John McPhee, at age ninety-two, still has his stuff. His subjects have changed – he’s no longer writing about trips down wild rivers or encounters with bears – but his extraordinary style hasn’t. He still crafts unique sentences. His brilliant “Tabula Rasa, Vol. 4,” in this week’s issue, brims with them. For example:
I work with words, I am paid by the word, I majored in English, and today I major in Wordle.
Vowels grease the skids, so a useful second guess will include other vowels.
You go off into a confidence-rattling realm of digraphs and rogue “y”s.
Typographical errors are more elusive than cougars.
If a rule is probed, as in “the exception that probes the rule,” stet “probes.”
Like a driver reactor, you have to drip it out.
After six, for humanitarian reasons, I stopped asking for hands.
The elusive eleventh was Sarah’s first umble.
Out of context, these lines are surreal.
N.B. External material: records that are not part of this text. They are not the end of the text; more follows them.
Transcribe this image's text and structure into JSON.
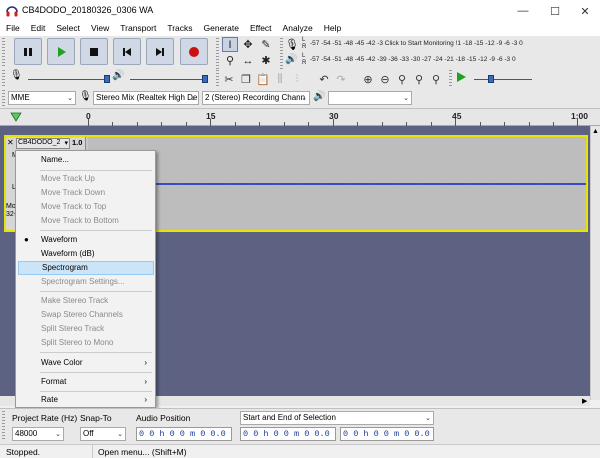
{
  "window": {
    "title": "CB4DODO_20180326_0306 WA",
    "minimize": "—",
    "maximize": "☐",
    "close": "✕"
  },
  "menu": [
    "File",
    "Edit",
    "Select",
    "View",
    "Transport",
    "Tracks",
    "Generate",
    "Effect",
    "Analyze",
    "Help"
  ],
  "meters": {
    "record_scale": "-57 -54 -51 -48 -45 -42 -3 Click to Start Monitoring !1 -18 -15 -12 -9 -6 -3 0",
    "play_scale": "-57 -54 -51 -48 -45 -42 -39 -36 -33 -30 -27 -24 -21 -18 -15 -12 -9 -6 -3 0",
    "l": "L",
    "r": "R"
  },
  "device": {
    "host": "MME",
    "input": "Stereo Mix (Realtek High De",
    "channels": "2 (Stereo) Recording Chann",
    "output": ""
  },
  "timeline": {
    "labels": [
      "0",
      "15",
      "30",
      "45",
      "1:00"
    ]
  },
  "track": {
    "name": "CB4DODO_2",
    "gain_label": "1.0",
    "close": "✕",
    "info_line1": "Mor",
    "info_line2": "32-",
    "mute_initial": "M",
    "l_label": "L"
  },
  "context_menu": {
    "items": [
      {
        "label": "Name...",
        "enabled": true
      },
      {
        "label": "Move Track Up",
        "enabled": false
      },
      {
        "label": "Move Track Down",
        "enabled": false
      },
      {
        "label": "Move Track to Top",
        "enabled": false
      },
      {
        "label": "Move Track to Bottom",
        "enabled": false
      },
      {
        "label": "Waveform",
        "enabled": true,
        "checked": true
      },
      {
        "label": "Waveform (dB)",
        "enabled": true
      },
      {
        "label": "Spectrogram",
        "enabled": true,
        "highlighted": true
      },
      {
        "label": "Spectrogram Settings...",
        "enabled": false
      },
      {
        "label": "Make Stereo Track",
        "enabled": false
      },
      {
        "label": "Swap Stereo Channels",
        "enabled": false
      },
      {
        "label": "Split Stereo Track",
        "enabled": false
      },
      {
        "label": "Split Stereo to Mono",
        "enabled": false
      },
      {
        "label": "Wave Color",
        "enabled": true,
        "submenu": true
      },
      {
        "label": "Format",
        "enabled": true,
        "submenu": true
      },
      {
        "label": "Rate",
        "enabled": true,
        "submenu": true
      }
    ]
  },
  "selection_toolbar": {
    "project_rate_label": "Project Rate (Hz)",
    "project_rate_value": "48000",
    "snap_to_label": "Snap-To",
    "snap_to_value": "Off",
    "audio_position_label": "Audio Position",
    "audio_position_value": "0 0 h 0 0 m 0 0.0 0 0 s",
    "selection_mode": "Start and End of Selection",
    "sel_start": "0 0 h 0 0 m 0 0.0 0 0 s",
    "sel_end": "0 0 h 0 0 m 0 0.0 0 0 s"
  },
  "status": {
    "state": "Stopped.",
    "hint": "Open menu... (Shift+M)"
  },
  "colors": {
    "track_bg": "#5d6283",
    "wave_color": "#3a4ec8",
    "selection_border": "#e8e400",
    "menu_highlight": "#cce4f7",
    "record_red": "#cc1010",
    "play_green": "#22a022"
  }
}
That’s what I like about them. But they do have meaning. In order to grasp it, you have to read the piece.
Postscript: The literary will that McPhee sets out in “Tabula Rasa 4” contains this curious directive: “In the title piece of 'Giving Good Weight,' the rationale with respect to italics was more complex. Please carefully follow the original text in FSG editions.” What’s that about? Italics are not a major feature of that piece. There are only six instances of it: “ ‘Look at him. He has clean fingernails’ ”; “ ‘Did you ever see ketchup before it went into a bottle?’ ”; “Each of the six grossed as much as the roadside stand for that day – and four people were working the stand”; “The door (it was not the outside one but the door on their side of the truck) was left unlocked for perhaps fifteen minutes”; “ ‘Forty thousand chickens?’ ”; “ ‘That’s a seven?’ ” What’s so complex about that? I don’t get it.